Generative adversarial imitation learning for robot swarms: Learning from human demonstrations and trained policies
Mattes Kraus, Jonas Kuckling

TL;DR
This paper introduces a generative adversarial imitation learning framework for swarm robotics, enabling robots to learn collective behaviors from human demonstrations and trained policies, with successful real-world deployment.
Contribution
It presents a novel imitation learning approach for swarm robotics that learns from human and policy-derived demonstrations, validated through real-robot experiments.
Findings
Behaviors learned are qualitatively meaningful and similar to demonstrations.
Policies perform comparably in simulation and real-world experiments.

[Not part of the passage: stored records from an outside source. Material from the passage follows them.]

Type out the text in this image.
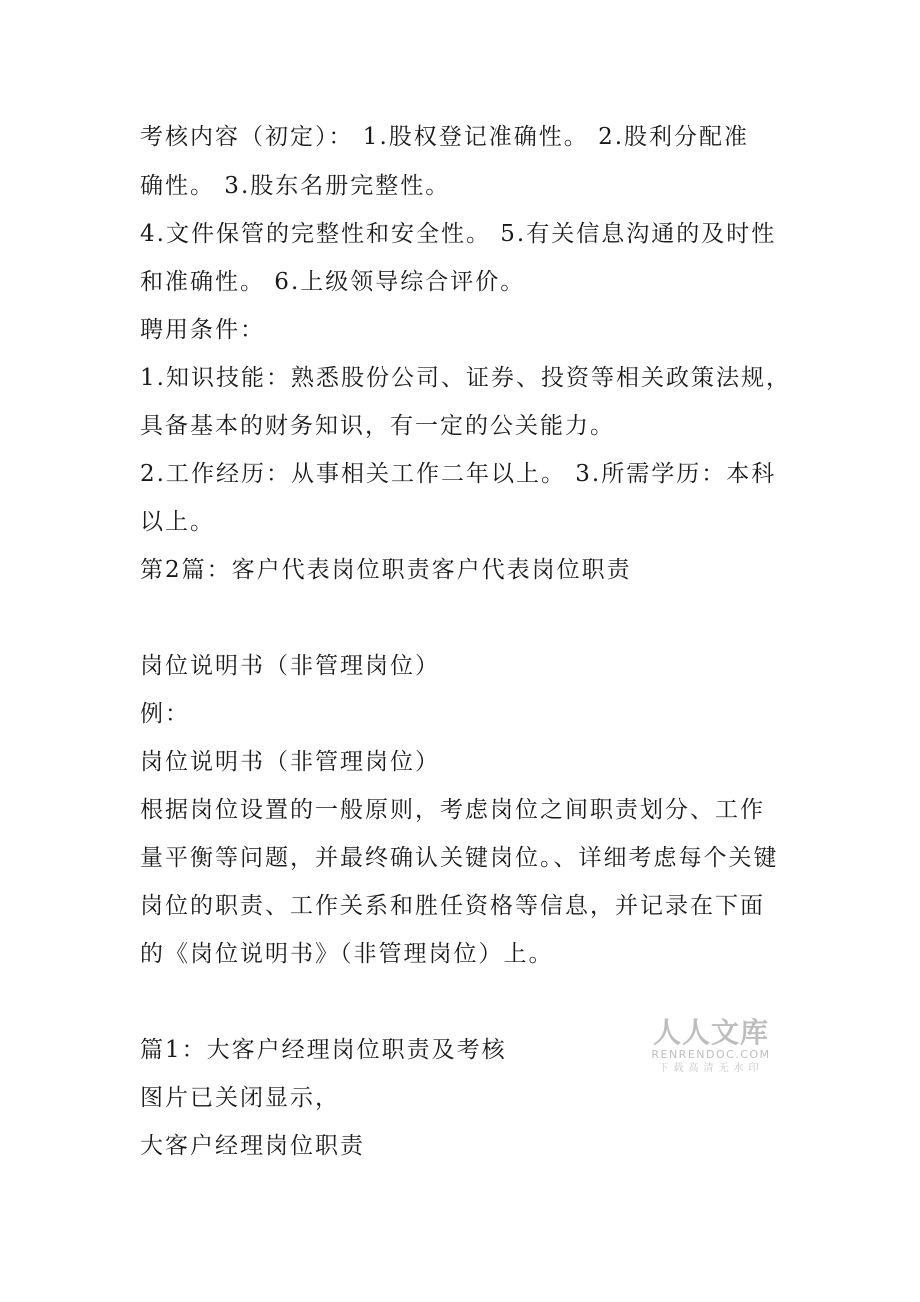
考核内容（初定）： 1.股权登记准确性。 2.股利分配准
确性。 3.股东名册完整性。
4.文件保管的完整性和安全性。 5.有关信息沟通的及时性
和准确性。 6.上级领导综合评价。
聘用条件：
1.知识技能：熟悉股份公司、证券、投资等相关政策法规，
具备基本的财务知识，有一定的公关能力。
2.工作经历：从事相关工作二年以上。 3.所需学历：本科
以上。
第2篇：客户代表岗位职责客户代表岗位职责
岗位说明书（非管理岗位）
例：
岗位说明书（非管理岗位）
根据岗位设置的一般原则，考虑岗位之间职责划分、工作
量平衡等问题，并最终确认关键岗位。、详细考虑每个关键
岗位的职责、工作关系和胜任资格等信息，并记录在下面
的《岗位说明书》（非管理岗位）上。
篇1：大客户经理岗位职责及考核
图片已关闭显示，
大客户经理岗位职责
人人文库
RENRENDOC.COM
下载高清无水印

The framework effectively transfers learned behaviors to physical robot swarms.
Abstract
In imitation learning, robots are supposed to learn from demonstrations of the desired behavior. Most of the work in imitation learning for swarm robotics provides the demonstrations as rollouts of an existing policy. In this work, we provide a framework based on generative adversarial imitation learning that aims to learn collective behaviors from human demonstrations. Our framework is evaluated across six different missions, learning both from manual demonstrations and demonstrations derived from a PPO-trained policy. Results show that the imitation learning process is able to learn qualitatively meaningful behaviors that perform similarly well as the provided demonstrations. Additionally, we deploy the learned policies on a swarm of TurtleBot 4 robots in real-robot experiments. The exhibited behaviors preserved their visually recognizable character and their performance is comparable…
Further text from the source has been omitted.